Thursday, November 8, 2007

Fractura

Es triste. Hace horas, hace rato, vuelvo a ella. La palabra que me embarga. Es triste me digo en cada momento que intento recordarla.

No entiendo si es que siento o quiero rescatar un sentimiento.

De tristeza no esta hecho.

Que alguien que crees amigo, en un juego entretenido te ha dolido.

Es triste haber perdido el amigo o el hecho estaba allí y no lo habías sabido.

Ocurre que en el momento mismo de la ofensa no detectas, pero poco a poco sientes que te alejas y ya quisieras que nunca más estuviera enfrente.

Es fractura.

Un adiós para siempre.

Reconoces que en tu vida esas cosas no tienen arreglo.

El orgullo pondrá en función cualquier tipo de acción, pero nunca más jugará la confianza, que como cristales rotos, ha caído por un foso del que ya no retornará.

Dices, te lo dices, que es triste por lo que conlleva.

Una despedida silenciosa.

Una puerta, que con aldabonazo, cierra lo que en tiempo creíste era otra cosa.

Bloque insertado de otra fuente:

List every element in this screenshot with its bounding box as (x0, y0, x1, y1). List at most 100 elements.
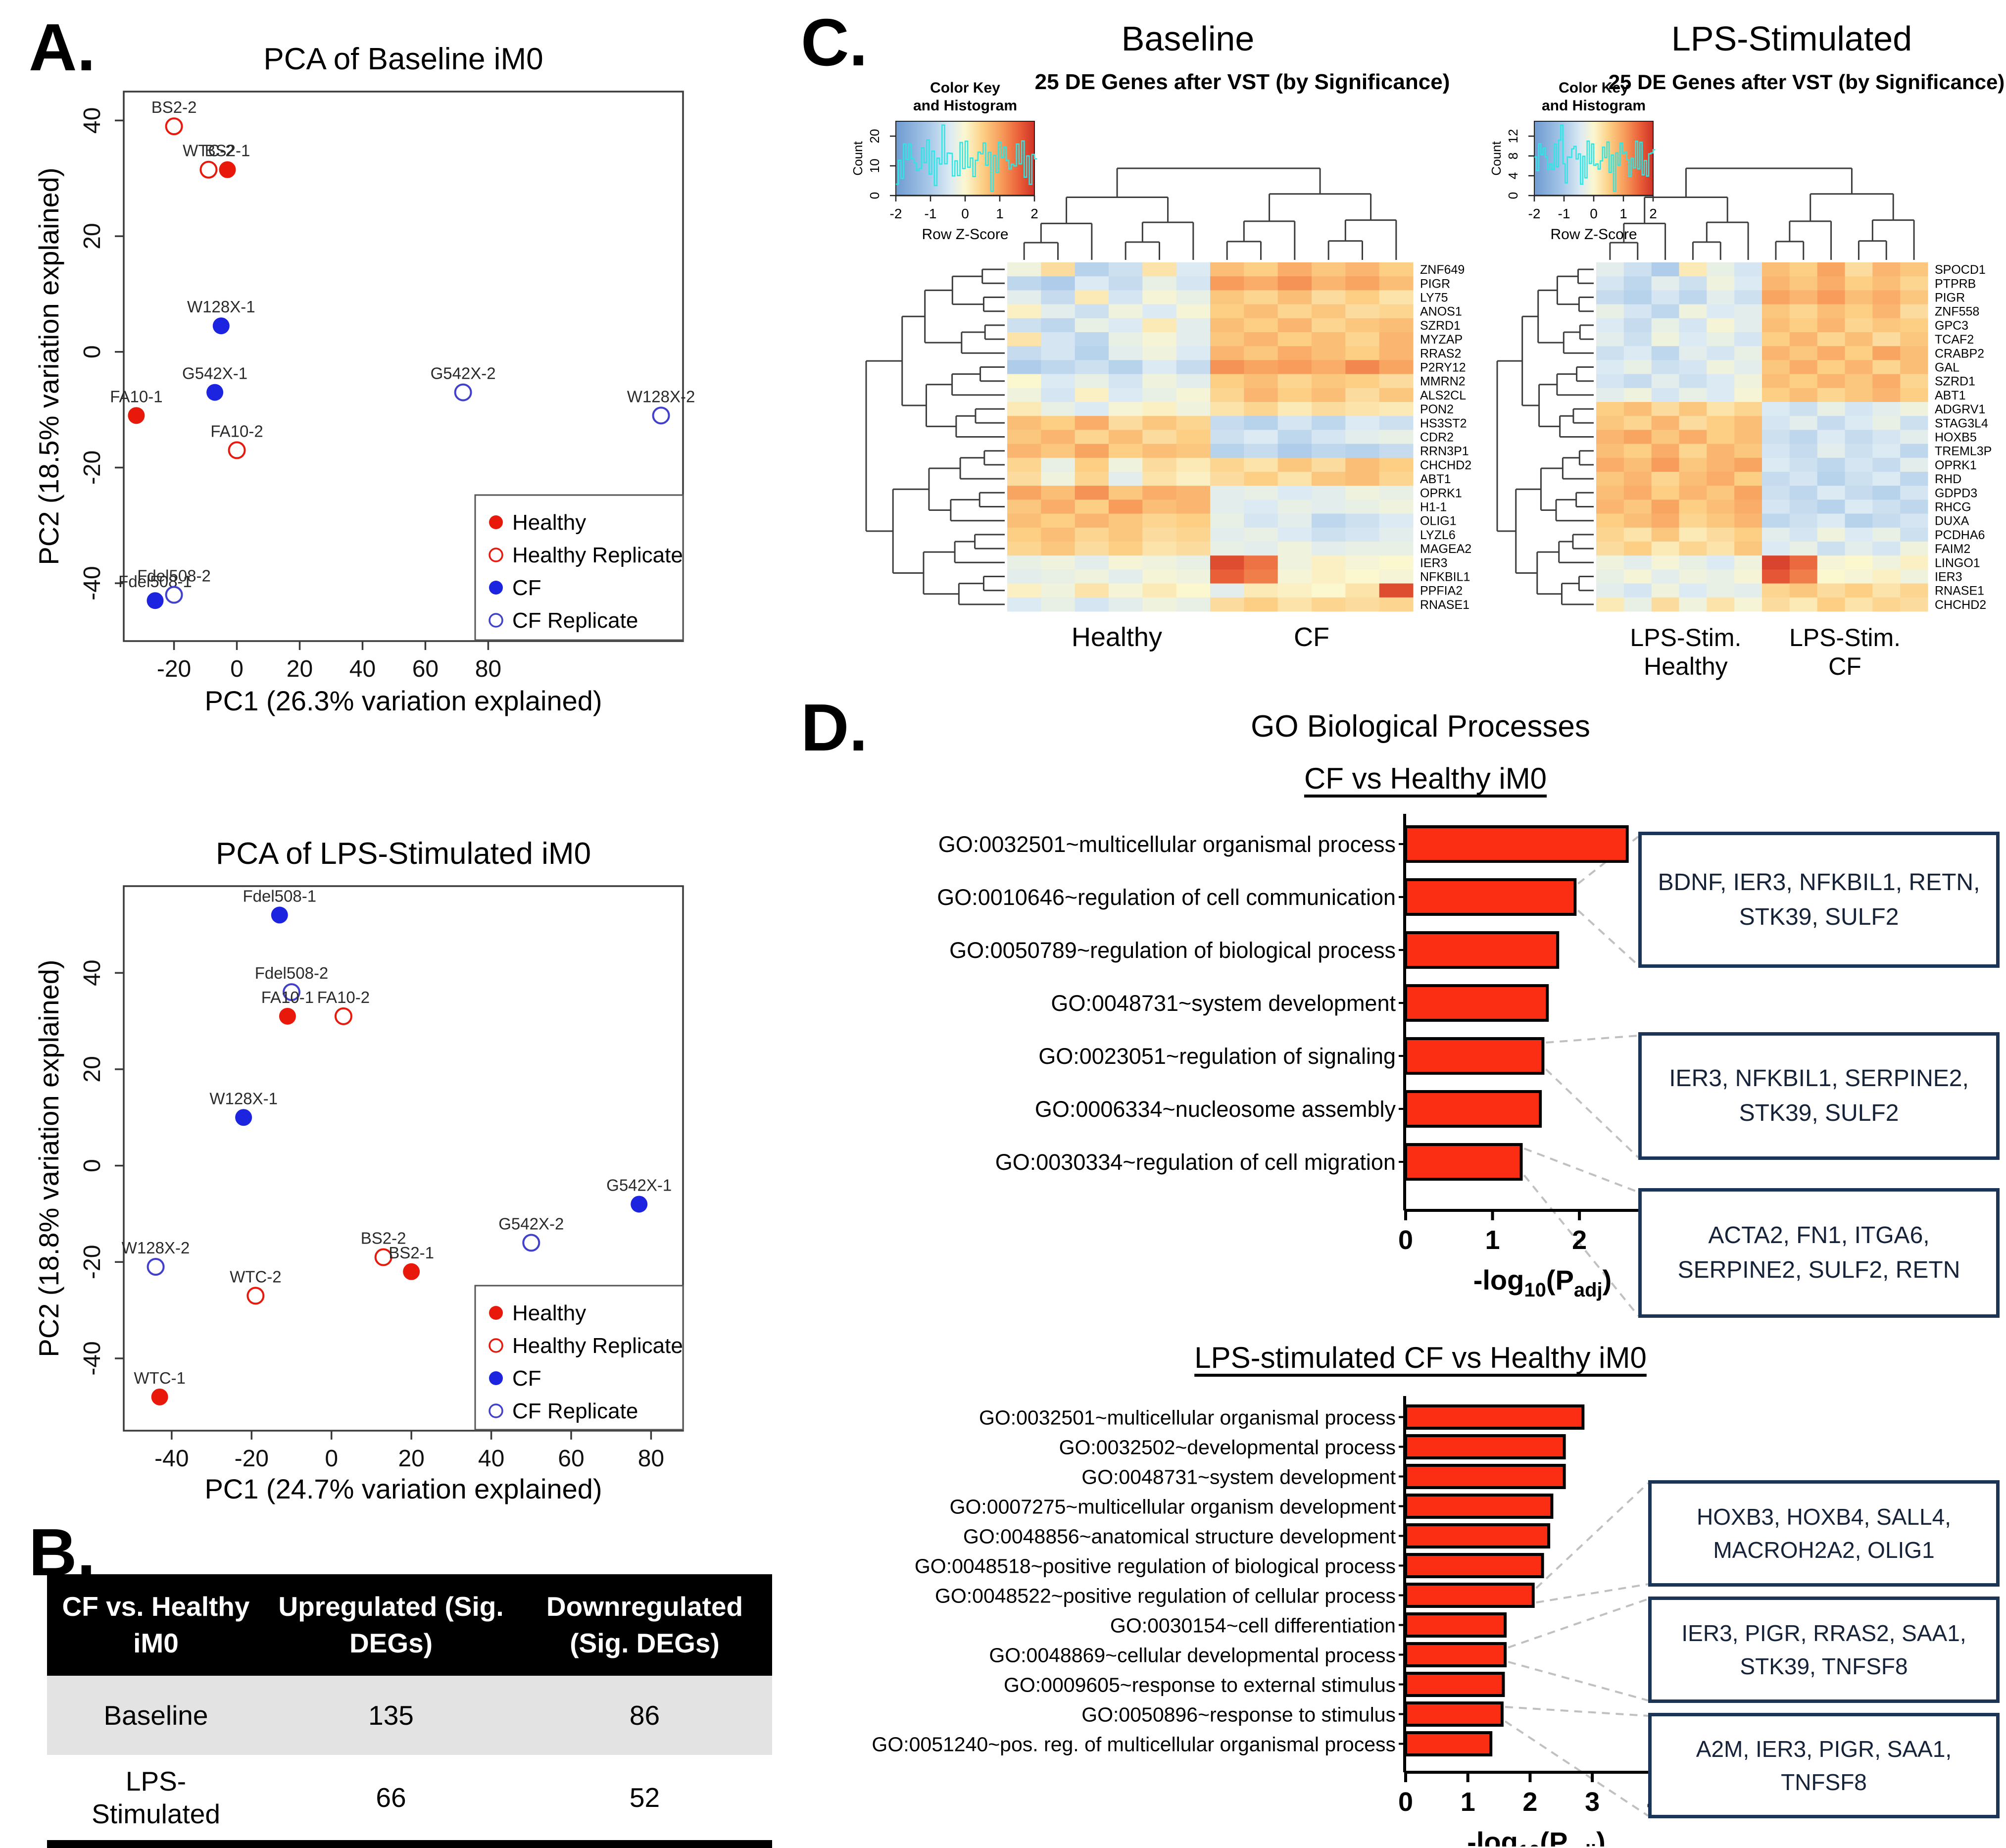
gene-label: SPOCD1 (1935, 263, 1986, 277)
panel-a-label: A. (29, 10, 96, 85)
gene-label: H1-1 (1420, 500, 1447, 514)
legend-label: CF (512, 576, 541, 600)
gene-label: ANOS1 (1420, 305, 1462, 319)
svg-text:Count: Count (1489, 141, 1504, 176)
upregulated-count: 135 (368, 1699, 414, 1731)
table-header-row: CF vs. Healthy iM0 Upregulated (Sig. DEG… (47, 1574, 772, 1676)
heatmap-cells (1007, 262, 1414, 612)
pca-point-label: W128X-1 (209, 1089, 278, 1107)
svg-text:10: 10 (867, 159, 882, 173)
svg-text:-40: -40 (79, 1341, 105, 1375)
pca-point-label: Fdel508-2 (137, 567, 211, 585)
pca-point-label: FA10-2 (210, 422, 263, 440)
svg-text:40: 40 (478, 1446, 504, 1472)
pca-point (403, 1263, 420, 1280)
go-bar (1404, 1090, 1542, 1128)
go-category-label: GO:0050896~response to stimulus (1081, 1703, 1396, 1726)
svg-text:2: 2 (1649, 206, 1657, 221)
go-chart-cf: GO:0032501~multicellular organismal proc… (817, 797, 2006, 1344)
row-label: Baseline (103, 1699, 208, 1731)
legend-marker-filled (489, 581, 503, 595)
go-category-label: GO:0048856~anatomical structure developm… (963, 1525, 1396, 1548)
legend-marker-filled (489, 515, 503, 529)
gene-label: CHCHD2 (1935, 598, 1986, 612)
heatmap-subtitle: 25 DE Genes after VST (by Significance) (1609, 70, 2005, 94)
svg-text:8: 8 (1506, 152, 1520, 159)
svg-text:60: 60 (412, 656, 439, 682)
gene-label: MYZAP (1420, 333, 1463, 347)
svg-text:Color Key: Color Key (930, 80, 1000, 96)
svg-text:-2: -2 (1528, 206, 1541, 221)
pca-xlabel: PC1 (24.7% variation explained) (204, 1473, 602, 1504)
gene-label: ABT1 (1420, 472, 1451, 486)
gene-label: LYZL6 (1420, 528, 1456, 542)
svg-text:-20: -20 (79, 450, 105, 485)
svg-text:-20: -20 (235, 1446, 269, 1472)
svg-text:-1: -1 (925, 206, 937, 221)
gene-label: PIGR (1420, 277, 1450, 291)
heatmap-baseline: Baseline Color Key and Histogram -2 -1 0 1 2 Row… (841, 19, 1475, 715)
go-xaxis-label: -log10(Padj) (1473, 1264, 1612, 1301)
group-label: LPS-Stim. (1630, 624, 1741, 651)
gene-label: LINGO1 (1935, 556, 1980, 570)
pca-point (147, 592, 164, 609)
pca-point-label: FA10-2 (317, 988, 370, 1006)
go-category-label: GO:0030334~regulation of cell migration (995, 1149, 1396, 1175)
pca-xlabel: PC1 (26.3% variation explained) (204, 685, 602, 716)
svg-text:0: 0 (325, 1446, 338, 1472)
pca-point-label: G542X-2 (431, 364, 496, 383)
pca-point-label: Fdel508-1 (243, 887, 316, 905)
gene-label: SZRD1 (1935, 375, 1975, 389)
pca-point-label: FA10-1 (261, 988, 314, 1006)
gene-label: MAGEA2 (1420, 542, 1471, 556)
gene-label: RHD (1935, 472, 1961, 486)
go-bar (1404, 1037, 1545, 1075)
legend-marker-open (489, 613, 503, 628)
svg-text:Color Key: Color Key (1559, 80, 1629, 96)
svg-text:20: 20 (867, 129, 882, 144)
group-label: LPS-Stim. (1789, 624, 1901, 651)
go-bar (1404, 931, 1560, 969)
svg-text:0: 0 (79, 345, 105, 358)
gene-label: GPC3 (1935, 319, 1968, 333)
go-category-label: GO:0030154~cell differentiation (1110, 1614, 1396, 1637)
svg-text:80: 80 (475, 656, 501, 682)
go-category-label: GO:0048522~positive regulation of cellul… (935, 1584, 1396, 1607)
heatmap-lps: LPS-Stimulated Color Key and Histogram -2 -1… (1480, 19, 2006, 715)
svg-text:40: 40 (79, 960, 105, 986)
pca-point-label: G542X-2 (498, 1214, 564, 1233)
svg-text:Row Z-Score: Row Z-Score (1550, 226, 1637, 243)
gene-label: IER3 (1935, 570, 1962, 584)
pca-point (219, 161, 236, 178)
group-label: CF (1828, 652, 1861, 680)
go-category-label: GO:0006334~nucleosome assembly (1035, 1097, 1396, 1122)
row-dendrogram (865, 268, 1005, 605)
legend-label: Healthy Replicate (512, 543, 683, 567)
svg-text:40: 40 (79, 107, 105, 134)
table-row-baseline: Baseline 135 86 (47, 1675, 772, 1755)
pca-point (199, 160, 218, 179)
svg-text:3: 3 (1585, 1787, 1600, 1817)
pca-point (279, 1007, 296, 1025)
svg-text:-40: -40 (154, 1446, 189, 1472)
svg-text:80: 80 (638, 1446, 664, 1472)
svg-text:60: 60 (558, 1446, 584, 1472)
gene-label: FAIM2 (1935, 542, 1970, 556)
pca-point-label: W128X-2 (122, 1239, 190, 1257)
gene-label: ABT1 (1935, 389, 1966, 402)
pca-point-label: Fdel508-2 (255, 964, 329, 982)
gene-label: GAL (1935, 361, 1959, 375)
gene-label: STAG3L4 (1935, 416, 1988, 430)
gene-label: HS3ST2 (1420, 416, 1467, 430)
table-bottom-rule (47, 1840, 772, 1848)
gene-label: PCDHA6 (1935, 528, 1985, 542)
gene-label: RNASE1 (1935, 584, 1984, 598)
downregulated-count: 52 (629, 1782, 660, 1813)
go-category-label: GO:0032501~multicellular organismal proc… (938, 832, 1396, 857)
svg-text:0: 0 (230, 656, 244, 682)
row-label: LPS- Stimulated (92, 1765, 220, 1829)
go-bar (1404, 1583, 1535, 1608)
pca-point (631, 1196, 648, 1213)
svg-text:-2: -2 (890, 206, 902, 221)
svg-text:20: 20 (287, 656, 313, 682)
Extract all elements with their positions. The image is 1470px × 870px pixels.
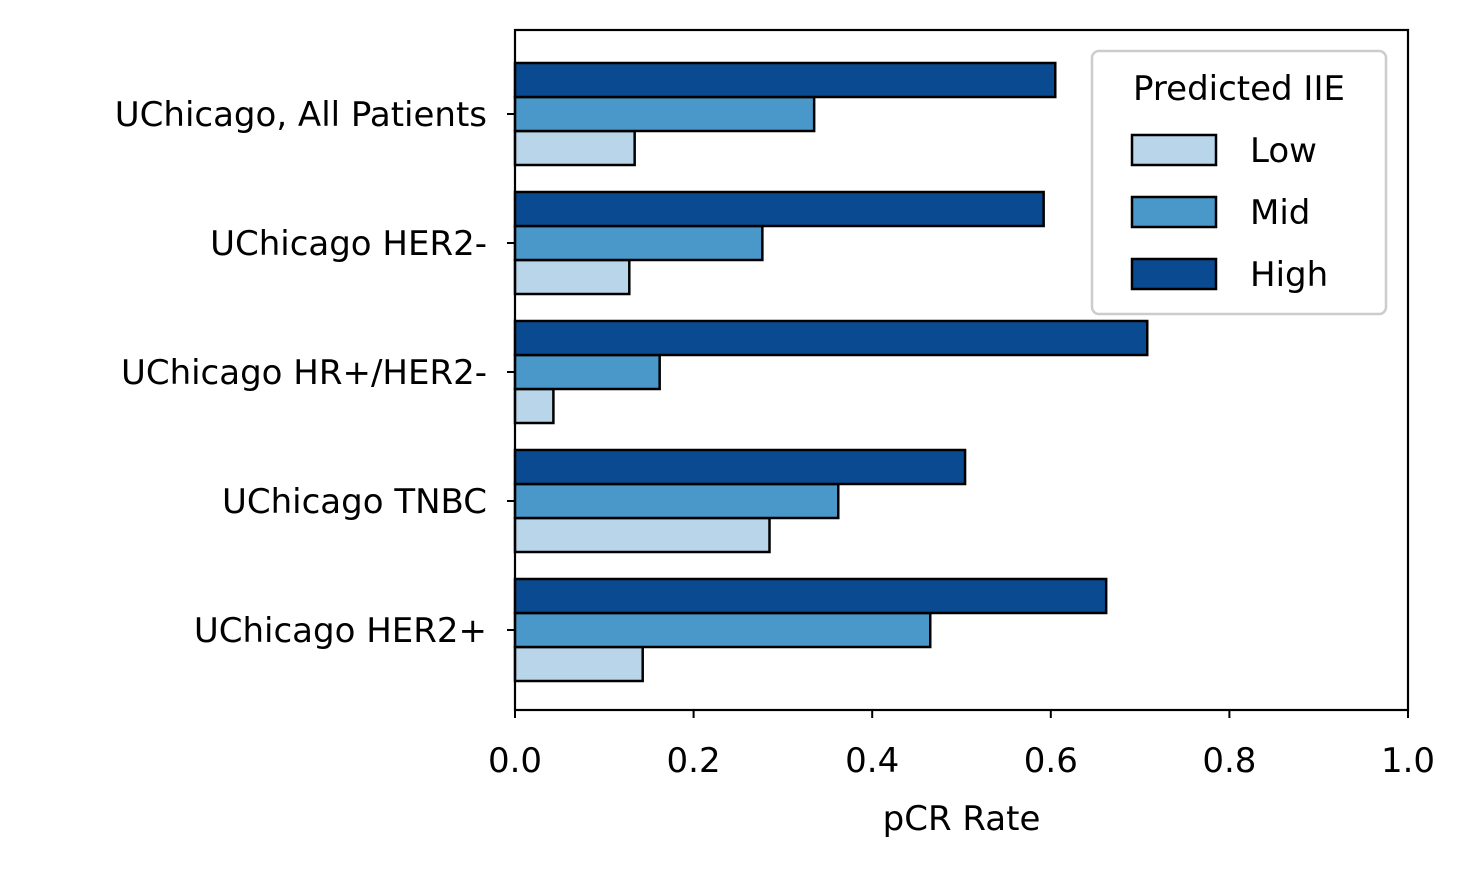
y-tick-label: UChicago TNBC [222,482,487,522]
plot-frame [513,28,1410,712]
y-tick-label: UChicago HR+/HER2- [121,353,487,393]
legend-swatch-high [1130,257,1218,291]
y-tick-label: UChicago HER2+ [194,611,487,651]
bar-mid [513,95,816,133]
bar-high [513,448,967,486]
bar-high [513,577,1108,615]
y-tick-label: UChicago, All Patients [115,95,487,135]
x-tick-label: 0.2 [667,741,721,781]
bar-high [513,319,1149,357]
x-tick-label: 0.0 [488,741,542,781]
bar-mid [513,224,764,262]
legend-title: Predicted IIE [1133,69,1345,109]
legend-box [1090,49,1388,316]
bar-high [513,61,1057,99]
bar-low [513,645,644,683]
x-axis: 0.0 0.2 0.4 0.6 0.8 1.0 [488,710,1435,781]
legend: Predicted IIE Low Mid High [1090,49,1388,316]
legend-label-high: High [1250,255,1328,295]
x-axis-title: pCR Rate [883,799,1041,839]
bar-low [513,258,631,296]
legend-swatch-low [1130,133,1218,167]
x-tick-label: 0.4 [845,741,899,781]
bar-mid [513,482,840,520]
bars-layer [513,61,1149,683]
bar-low [513,387,555,425]
y-tick-label: UChicago HER2- [210,224,487,264]
legend-swatch-mid [1130,195,1218,229]
bar-high [513,190,1045,228]
legend-label-mid: Mid [1250,193,1310,233]
bar-low [513,516,771,554]
x-tick-label: 0.6 [1024,741,1078,781]
bar-low [513,129,636,167]
x-tick-label: 1.0 [1381,741,1435,781]
bar-mid [513,353,661,391]
x-tick-label: 0.8 [1202,741,1256,781]
legend-label-low: Low [1250,131,1317,171]
y-axis: UChicago, All Patients UChicago HER2- UChi… [115,95,515,651]
bar-mid [513,611,932,649]
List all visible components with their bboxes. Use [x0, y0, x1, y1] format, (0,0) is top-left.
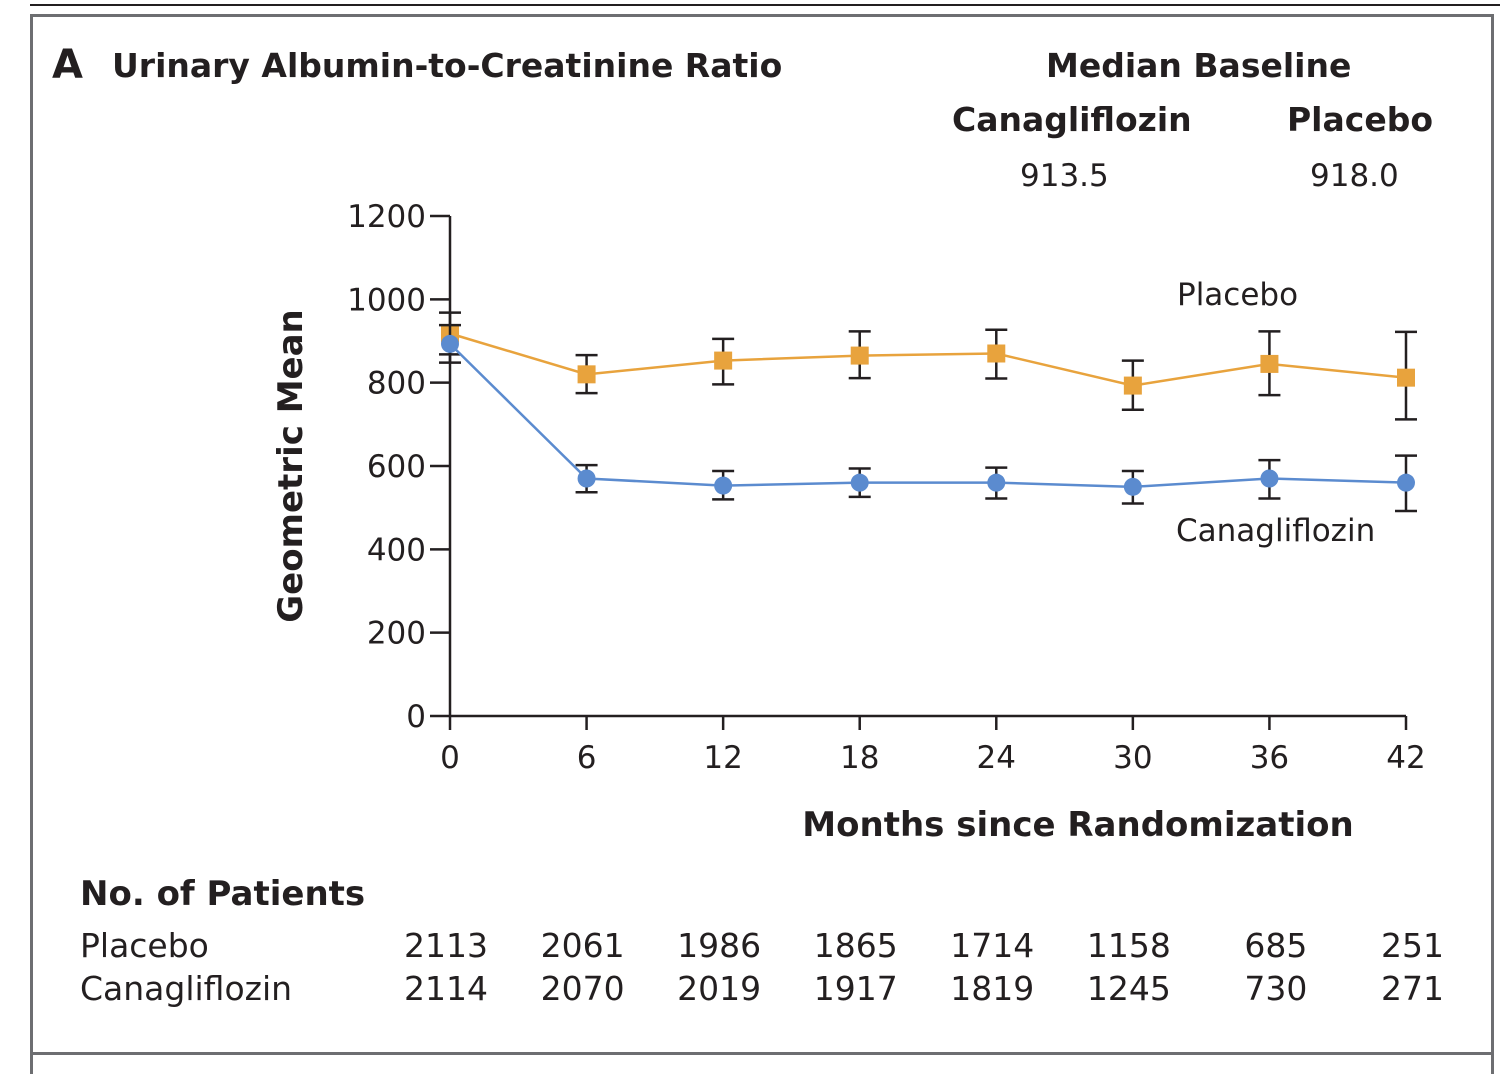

Tu mente oclusa ha de pasar el proceso.

Para que el daño no sea irreparable, habrás de dejar de lado a quien en otro momento consideraste.

No hay vuelta atrás.

Sabes que te ha dañado y eso te demuestra que te habías engañado.

Retrocedes ante ello.

Reconoces que te alejas.

No quieres saber siquiera.

No habrá palabras cuerdas que limpien esa ofensa.

Te recuerdas en momentos similares y ni siquiera sabes de quien vienen.

La memoria es selectiva y lo mismo que guarda tesoros borra engorros.

Me despido con ésta porque sé que en el futuro la distancia se hará un abismo y ni siquiera pensaré que antes fuiste mi amigo.

Recuerdo que se me ha dicho, en otras ocasiones, que soy rencorosa.

No lo veo de esa forma.

El rencor es otra cosa.

Sobrevivo de quien me menosprecia.

No me encaro, me evado.

La moneda siempre tiene dos caras.

Es bueno que por casualidad haya descubierto la cruz que ignoraba.